Mr. Farage has expressed his keenness as he has said that he can “hardly wait” to debate Liberal Democrat leader – who challenged the UKIP leader on Thursday to take part in the debate with him.
Mr. Clegg has claimed to be the leader of “the party of ‘in'”, meaning that his party wished to remain part of the EU, he was the right choice to debate Mr. Farage, whose party, UKIP, wants the UK to leave the EU.
Mr. Clegg had said on Thursday: “If Nigel Farage is either listening or looking at this programme I hope he would take up my challenge to debate, once and for all, publicly: should we be in the European Union, which I believe means that we have more people in work than would otherwise be the case, we keep ourselves safer because we can go after cross-border crime and terrorism, it means we can look after the environment in the way that we can’t on our own?

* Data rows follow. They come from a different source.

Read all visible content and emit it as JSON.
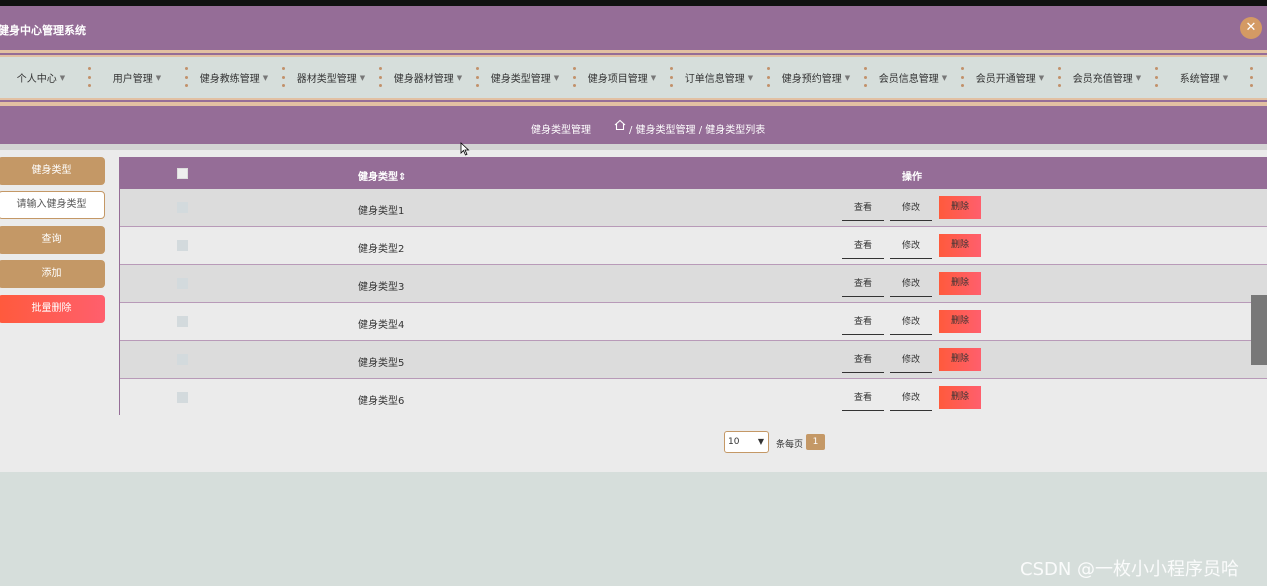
{
  "app": {
    "title": "健身中心管理系统",
    "close_icon": "close-x-icon",
    "accent": "#956d97",
    "gold": "#c49866"
  },
  "nav": {
    "items": [
      {
        "label": "个人中心"
      },
      {
        "label": "用户管理"
      },
      {
        "label": "健身教练管理"
      },
      {
        "label": "器材类型管理"
      },
      {
        "label": "健身器材管理"
      },
      {
        "label": "健身类型管理"
      },
      {
        "label": "健身项目管理"
      },
      {
        "label": "订单信息管理"
      },
      {
        "label": "健身预约管理"
      },
      {
        "label": "会员信息管理"
      },
      {
        "label": "会员开通管理"
      },
      {
        "label": "会员充值管理"
      },
      {
        "label": "系统管理"
      }
    ]
  },
  "breadcrumb": {
    "title": "健身类型管理",
    "path": "/ 健身类型管理 / 健身类型列表",
    "home_icon": "home-icon"
  },
  "sidebar": {
    "label": "健身类型",
    "input_placeholder": "请输入健身类型",
    "query": "查询",
    "add": "添加",
    "batch_delete": "批量删除"
  },
  "table": {
    "headers": {
      "type": "健身类型",
      "sort_icon": "sort-icon",
      "ops": "操作"
    },
    "rows": [
      {
        "name": "健身类型1"
      },
      {
        "name": "健身类型2"
      },
      {
        "name": "健身类型3"
      },
      {
        "name": "健身类型4"
      },
      {
        "name": "健身类型5"
      },
      {
        "name": "健身类型6"
      }
    ],
    "actions": {
      "view": "查看",
      "edit": "修改",
      "delete": "删除"
    }
  },
  "pager": {
    "page_size": "10",
    "per_page_text": "条每页",
    "current_page": "1"
  },
  "watermark": "CSDN @一枚小小程序员哈"
}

“Or do we do what Ukip want, which is to pull ourselves out of the European Union and so jeopardise millions of jobs in this country? That’s the choice. Let’s have the debate out in the open, and I am very happy and very keen to debate that with Nigel Farage directly.”

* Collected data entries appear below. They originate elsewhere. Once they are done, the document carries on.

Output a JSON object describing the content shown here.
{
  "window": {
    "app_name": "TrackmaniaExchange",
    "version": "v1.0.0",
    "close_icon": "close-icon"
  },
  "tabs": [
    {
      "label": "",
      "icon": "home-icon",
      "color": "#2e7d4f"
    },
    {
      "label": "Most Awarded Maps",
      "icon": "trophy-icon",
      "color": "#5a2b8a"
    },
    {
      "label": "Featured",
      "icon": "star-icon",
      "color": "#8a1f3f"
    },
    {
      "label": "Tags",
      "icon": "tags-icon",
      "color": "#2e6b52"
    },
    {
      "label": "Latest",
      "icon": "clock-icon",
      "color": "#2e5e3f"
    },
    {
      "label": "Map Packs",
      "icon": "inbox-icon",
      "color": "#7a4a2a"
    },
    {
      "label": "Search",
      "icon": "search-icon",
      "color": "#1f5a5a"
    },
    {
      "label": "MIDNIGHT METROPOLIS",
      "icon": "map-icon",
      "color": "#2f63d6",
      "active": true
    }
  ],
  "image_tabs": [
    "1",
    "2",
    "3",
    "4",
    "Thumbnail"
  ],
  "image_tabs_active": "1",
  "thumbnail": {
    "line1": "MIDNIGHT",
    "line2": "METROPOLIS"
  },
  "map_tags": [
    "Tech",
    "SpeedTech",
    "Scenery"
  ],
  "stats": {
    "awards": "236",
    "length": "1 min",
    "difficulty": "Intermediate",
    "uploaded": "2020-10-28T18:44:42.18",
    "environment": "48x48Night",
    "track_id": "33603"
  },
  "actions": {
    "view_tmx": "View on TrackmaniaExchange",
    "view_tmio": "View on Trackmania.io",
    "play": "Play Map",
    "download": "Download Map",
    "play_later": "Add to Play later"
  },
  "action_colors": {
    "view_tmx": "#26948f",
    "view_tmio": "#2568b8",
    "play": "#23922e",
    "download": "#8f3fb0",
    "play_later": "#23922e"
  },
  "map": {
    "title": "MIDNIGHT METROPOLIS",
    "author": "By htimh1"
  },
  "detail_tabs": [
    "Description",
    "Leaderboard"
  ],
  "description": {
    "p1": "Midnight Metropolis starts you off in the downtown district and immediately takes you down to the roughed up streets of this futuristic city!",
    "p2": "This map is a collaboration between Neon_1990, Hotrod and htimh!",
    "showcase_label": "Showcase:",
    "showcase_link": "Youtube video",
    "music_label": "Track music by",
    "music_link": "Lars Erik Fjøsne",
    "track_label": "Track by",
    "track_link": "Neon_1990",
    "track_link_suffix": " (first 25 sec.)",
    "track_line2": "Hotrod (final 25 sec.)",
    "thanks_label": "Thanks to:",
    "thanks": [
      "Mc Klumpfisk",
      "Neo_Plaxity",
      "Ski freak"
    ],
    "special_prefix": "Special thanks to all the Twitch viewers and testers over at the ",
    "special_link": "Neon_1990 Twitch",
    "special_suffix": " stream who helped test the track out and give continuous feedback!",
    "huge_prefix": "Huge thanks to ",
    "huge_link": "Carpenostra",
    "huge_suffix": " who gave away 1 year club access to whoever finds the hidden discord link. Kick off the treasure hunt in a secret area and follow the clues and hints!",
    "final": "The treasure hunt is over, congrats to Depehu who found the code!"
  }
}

Mr. Farage has said he had “no choice” but to agree taking up the deal as there had been no “full national debate” on the issue for many years.
Mr. Farage has told LBC 97.3 radio – the station on which the coalition partner Mr. Clegg asked for the debate 24 hours earlier: “I have battled on for 20 years.”
Mr. Farage has added: “I’ve been laughed at, ridiculed, attacked. But at no point in the 15 years I’ve been an MEP have we ever had a full national debate about the merits or demerits of EU membership. Therefore, when the Deputy Prime Minister says he wants to go public and have a debate with me on this issue, I have absolutely no choice.”
Mr. Farage also wanted the Prime Minister David Cameron and the Labour leader Ed Miliband to join the debate. However, they would not be involved as Mr. Clegg has told that this debate should just be between the two party leaders who have clear views on Europe.